The cardinal affirmed that Pope Francis, like his predecessors John Paul II and Benedict XVI, “knows well the burden of suffering, of misunderstanding, often of martyred silence that the Catholic community in China carries on its own shoulders: it is the weight of history.”
Indeed, he said, that “besides the external and internal difficulties”, Pope Francis “also knows how alive the desire for full communion with the successor of Peter is, what progress has been made, what live forces do by giving witness to the love for God and the love for neighbor, and especially to the weakest and neediest, which is the synthesis of all Christianity.”
There are an estimated 12 million Catholics in China today but as a result of government policies over the past 60 years they are divided into two communities: an officially recognized one (under the Chinese Catholic Patriotic Association) and ‘underground’ or clandestine one, which is perhaps slightly more numerous.

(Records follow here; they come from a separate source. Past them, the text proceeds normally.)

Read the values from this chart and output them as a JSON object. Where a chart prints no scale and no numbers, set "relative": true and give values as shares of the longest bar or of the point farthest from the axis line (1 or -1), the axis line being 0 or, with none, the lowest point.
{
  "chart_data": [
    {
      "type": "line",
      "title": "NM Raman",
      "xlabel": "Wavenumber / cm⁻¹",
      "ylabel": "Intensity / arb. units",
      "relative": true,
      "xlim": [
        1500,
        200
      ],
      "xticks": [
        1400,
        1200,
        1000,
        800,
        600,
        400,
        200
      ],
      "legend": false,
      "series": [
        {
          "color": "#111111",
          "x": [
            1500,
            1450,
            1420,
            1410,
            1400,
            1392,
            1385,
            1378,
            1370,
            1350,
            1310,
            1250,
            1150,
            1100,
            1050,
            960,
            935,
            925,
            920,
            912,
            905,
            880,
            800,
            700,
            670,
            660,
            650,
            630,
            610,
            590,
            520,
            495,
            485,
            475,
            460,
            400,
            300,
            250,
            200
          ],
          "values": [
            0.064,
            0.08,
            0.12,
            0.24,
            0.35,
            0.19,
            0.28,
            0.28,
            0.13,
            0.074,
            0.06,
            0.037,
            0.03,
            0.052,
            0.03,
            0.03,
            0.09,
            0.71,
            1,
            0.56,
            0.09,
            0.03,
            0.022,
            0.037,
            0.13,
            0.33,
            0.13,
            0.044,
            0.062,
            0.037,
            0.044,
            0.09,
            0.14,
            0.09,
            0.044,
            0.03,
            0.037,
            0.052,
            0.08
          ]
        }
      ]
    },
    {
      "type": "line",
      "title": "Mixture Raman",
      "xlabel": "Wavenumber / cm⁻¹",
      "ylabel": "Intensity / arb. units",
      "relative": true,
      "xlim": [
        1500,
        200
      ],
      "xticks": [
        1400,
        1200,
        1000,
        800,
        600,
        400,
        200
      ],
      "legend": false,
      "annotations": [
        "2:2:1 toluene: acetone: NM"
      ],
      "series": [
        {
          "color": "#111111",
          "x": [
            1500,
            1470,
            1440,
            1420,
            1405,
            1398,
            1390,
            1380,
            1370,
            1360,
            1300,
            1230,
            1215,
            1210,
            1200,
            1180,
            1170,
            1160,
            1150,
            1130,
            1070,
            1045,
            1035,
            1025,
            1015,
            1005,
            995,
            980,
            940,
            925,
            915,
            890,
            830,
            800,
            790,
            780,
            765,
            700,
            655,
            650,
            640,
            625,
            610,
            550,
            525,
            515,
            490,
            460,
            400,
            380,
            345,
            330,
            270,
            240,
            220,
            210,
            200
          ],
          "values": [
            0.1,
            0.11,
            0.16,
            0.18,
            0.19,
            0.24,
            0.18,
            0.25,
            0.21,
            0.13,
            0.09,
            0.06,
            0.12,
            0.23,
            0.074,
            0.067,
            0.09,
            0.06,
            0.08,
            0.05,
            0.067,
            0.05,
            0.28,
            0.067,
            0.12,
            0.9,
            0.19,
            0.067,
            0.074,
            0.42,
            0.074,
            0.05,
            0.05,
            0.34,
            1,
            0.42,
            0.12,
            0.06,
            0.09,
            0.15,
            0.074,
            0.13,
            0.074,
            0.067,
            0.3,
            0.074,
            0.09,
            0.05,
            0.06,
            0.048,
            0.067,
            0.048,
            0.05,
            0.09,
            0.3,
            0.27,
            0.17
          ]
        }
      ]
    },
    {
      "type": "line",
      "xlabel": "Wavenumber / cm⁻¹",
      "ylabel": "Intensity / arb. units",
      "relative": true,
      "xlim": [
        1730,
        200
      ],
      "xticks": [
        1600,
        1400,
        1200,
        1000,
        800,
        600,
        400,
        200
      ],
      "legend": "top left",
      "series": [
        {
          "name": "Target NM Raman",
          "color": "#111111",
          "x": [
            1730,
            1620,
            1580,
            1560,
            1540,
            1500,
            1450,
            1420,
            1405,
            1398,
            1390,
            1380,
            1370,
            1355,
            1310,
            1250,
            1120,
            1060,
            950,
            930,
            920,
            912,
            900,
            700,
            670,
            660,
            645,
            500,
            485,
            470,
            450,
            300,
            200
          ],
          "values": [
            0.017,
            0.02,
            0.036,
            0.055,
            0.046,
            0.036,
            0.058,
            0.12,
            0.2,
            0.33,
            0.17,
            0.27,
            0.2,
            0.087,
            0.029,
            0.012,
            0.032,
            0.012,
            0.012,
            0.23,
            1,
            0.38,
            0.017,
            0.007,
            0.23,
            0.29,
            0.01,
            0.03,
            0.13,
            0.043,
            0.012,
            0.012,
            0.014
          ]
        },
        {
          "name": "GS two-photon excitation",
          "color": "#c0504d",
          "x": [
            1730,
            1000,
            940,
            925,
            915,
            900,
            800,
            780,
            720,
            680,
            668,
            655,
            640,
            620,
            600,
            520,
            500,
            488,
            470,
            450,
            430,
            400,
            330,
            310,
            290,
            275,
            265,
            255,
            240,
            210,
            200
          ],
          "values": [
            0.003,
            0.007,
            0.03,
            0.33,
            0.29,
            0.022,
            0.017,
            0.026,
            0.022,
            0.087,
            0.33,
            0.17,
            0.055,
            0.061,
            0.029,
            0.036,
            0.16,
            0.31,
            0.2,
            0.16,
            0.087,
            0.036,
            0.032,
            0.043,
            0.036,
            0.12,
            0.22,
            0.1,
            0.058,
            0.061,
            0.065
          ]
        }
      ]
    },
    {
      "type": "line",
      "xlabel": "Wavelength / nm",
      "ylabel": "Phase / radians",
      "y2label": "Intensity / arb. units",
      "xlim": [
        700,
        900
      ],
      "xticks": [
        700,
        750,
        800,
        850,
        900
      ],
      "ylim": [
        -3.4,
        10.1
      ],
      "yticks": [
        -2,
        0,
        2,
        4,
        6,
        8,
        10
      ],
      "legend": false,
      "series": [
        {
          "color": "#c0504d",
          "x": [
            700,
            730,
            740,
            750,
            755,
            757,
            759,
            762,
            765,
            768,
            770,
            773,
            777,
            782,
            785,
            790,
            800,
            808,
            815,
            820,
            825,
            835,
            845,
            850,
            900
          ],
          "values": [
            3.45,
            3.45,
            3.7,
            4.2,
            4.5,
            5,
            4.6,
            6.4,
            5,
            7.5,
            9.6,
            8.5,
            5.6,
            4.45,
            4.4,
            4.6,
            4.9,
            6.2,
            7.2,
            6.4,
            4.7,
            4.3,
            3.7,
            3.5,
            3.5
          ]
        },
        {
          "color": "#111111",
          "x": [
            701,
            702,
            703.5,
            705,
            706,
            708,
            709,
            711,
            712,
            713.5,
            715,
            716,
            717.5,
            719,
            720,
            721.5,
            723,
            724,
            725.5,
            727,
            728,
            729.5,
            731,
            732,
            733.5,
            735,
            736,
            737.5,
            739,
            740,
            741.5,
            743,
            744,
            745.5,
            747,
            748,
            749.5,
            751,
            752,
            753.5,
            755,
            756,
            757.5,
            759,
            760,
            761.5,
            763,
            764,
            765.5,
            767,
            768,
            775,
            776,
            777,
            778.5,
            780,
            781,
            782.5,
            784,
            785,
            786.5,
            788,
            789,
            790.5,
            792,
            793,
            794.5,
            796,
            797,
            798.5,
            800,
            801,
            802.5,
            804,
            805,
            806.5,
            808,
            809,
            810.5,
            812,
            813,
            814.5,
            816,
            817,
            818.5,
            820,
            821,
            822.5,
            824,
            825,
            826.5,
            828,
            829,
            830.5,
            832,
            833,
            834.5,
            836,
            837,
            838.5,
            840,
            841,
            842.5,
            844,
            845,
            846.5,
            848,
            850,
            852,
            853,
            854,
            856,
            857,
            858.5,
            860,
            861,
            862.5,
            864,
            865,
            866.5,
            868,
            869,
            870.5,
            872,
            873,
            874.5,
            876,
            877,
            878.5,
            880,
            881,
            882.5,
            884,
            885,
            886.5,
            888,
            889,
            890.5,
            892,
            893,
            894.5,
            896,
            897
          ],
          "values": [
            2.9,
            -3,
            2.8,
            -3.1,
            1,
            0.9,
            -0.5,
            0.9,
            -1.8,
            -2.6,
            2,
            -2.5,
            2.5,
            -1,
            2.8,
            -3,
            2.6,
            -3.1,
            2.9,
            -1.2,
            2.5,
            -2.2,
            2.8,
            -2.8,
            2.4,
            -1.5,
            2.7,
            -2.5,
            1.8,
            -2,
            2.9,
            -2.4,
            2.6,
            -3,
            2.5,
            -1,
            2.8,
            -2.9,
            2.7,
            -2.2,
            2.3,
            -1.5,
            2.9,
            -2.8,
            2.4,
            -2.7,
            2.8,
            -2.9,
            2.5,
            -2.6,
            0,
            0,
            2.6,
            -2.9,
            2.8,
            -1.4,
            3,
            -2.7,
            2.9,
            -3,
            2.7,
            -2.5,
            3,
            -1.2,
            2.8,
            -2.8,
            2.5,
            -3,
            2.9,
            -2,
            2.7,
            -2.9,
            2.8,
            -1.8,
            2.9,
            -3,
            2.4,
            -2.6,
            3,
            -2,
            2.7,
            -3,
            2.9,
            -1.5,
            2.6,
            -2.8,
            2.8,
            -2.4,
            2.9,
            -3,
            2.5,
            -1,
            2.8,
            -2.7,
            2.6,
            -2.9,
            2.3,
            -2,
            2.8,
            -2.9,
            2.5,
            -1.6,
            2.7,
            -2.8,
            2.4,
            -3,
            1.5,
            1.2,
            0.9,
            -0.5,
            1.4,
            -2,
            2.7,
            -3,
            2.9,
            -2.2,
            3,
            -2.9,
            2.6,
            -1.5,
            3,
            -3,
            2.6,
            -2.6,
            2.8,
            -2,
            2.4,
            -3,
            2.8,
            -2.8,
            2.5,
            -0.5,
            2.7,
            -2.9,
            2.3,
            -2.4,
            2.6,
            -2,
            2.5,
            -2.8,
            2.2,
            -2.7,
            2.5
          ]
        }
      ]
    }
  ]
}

Everyone recognizes that there is a great need for reconciliation between the two communities, as Benedict XVI stated in his letter to Catholics in China in 2007.
In his talk today, the cardinal emphasized this urgent need by stating that “especially in this Jubilee [Year] of Mercy”—which closes on November 20—Pope Francis “knows and encourages reciprocal pardon, reconciliation between brothers and sisters that have experienced division and the effort to grow in understanding, collaboration and love.”
Then, in words that appeared to be addressed to Catholics worldwide—some of whom have questioned the direction the Holy See is taking in its relations with China—the cardinal added, “We are called to accompany with affectionate closeness, respect, humility and, above all, with prayer this journey of the church in China.”
He declared that this journey involves “writing an unprecedented page of history, looking forward with trust in divine providence and healthy realism, to ensure a future in which Chinese Catholics can feel themselves profoundly Catholic, still more visibly anchored to the solid rock which, by the wish of Jesus, is Peter, and (at the same time) fully Chinese, without denying or diminishing all that which is true, noble, just, pure, lovable, and honored that their history and their culture has produced and continues to produce.”
He acknowledged however that the Sino-Vatican dialogue is not easy and is beset with problems, but ones that he believes can be overcome. “It must be realistically accepted that there is no lack of problems to be resolved between the Holy See and China, often generated because of the complexity of the problems and their different positions and orientations,” he stated.
But, he added, these problems “are not totally dissimilar to those” which the first apostolic delegate to China, the Italian archbishop (later cardinal) Celso Constantini, helped overcome in the early half of the last century as he worked for diplomatic relations between the Holy See and China.
Cardinal Parolin, in fact, drew on the memory and work of that Italian prelate as the frame in which he presented his overview of the current state of the Sino-Vatican dialogue and the hopes for the longed-for mutual agreement. He recalled the remarkable work Archbishop Constantini did to distance the Catholic church from the colonial powers, promoting a church community that was both truly Chinese and Catholic by ordaining the first native Chinese bishops and encouraging Pius XII to create the first Chinese cardinal. He held up his Italian predecessor as an inspiration for the Holy See and the church today in its relation with China.
The Vatican cardinal concluded his talk by inviting Catholics to entrust “the journey that remains to be walked” to the mother of Jesus, who is venerated as “Our Lady Help of Christians” at the shrine of Sheshan, not far from Shanghai.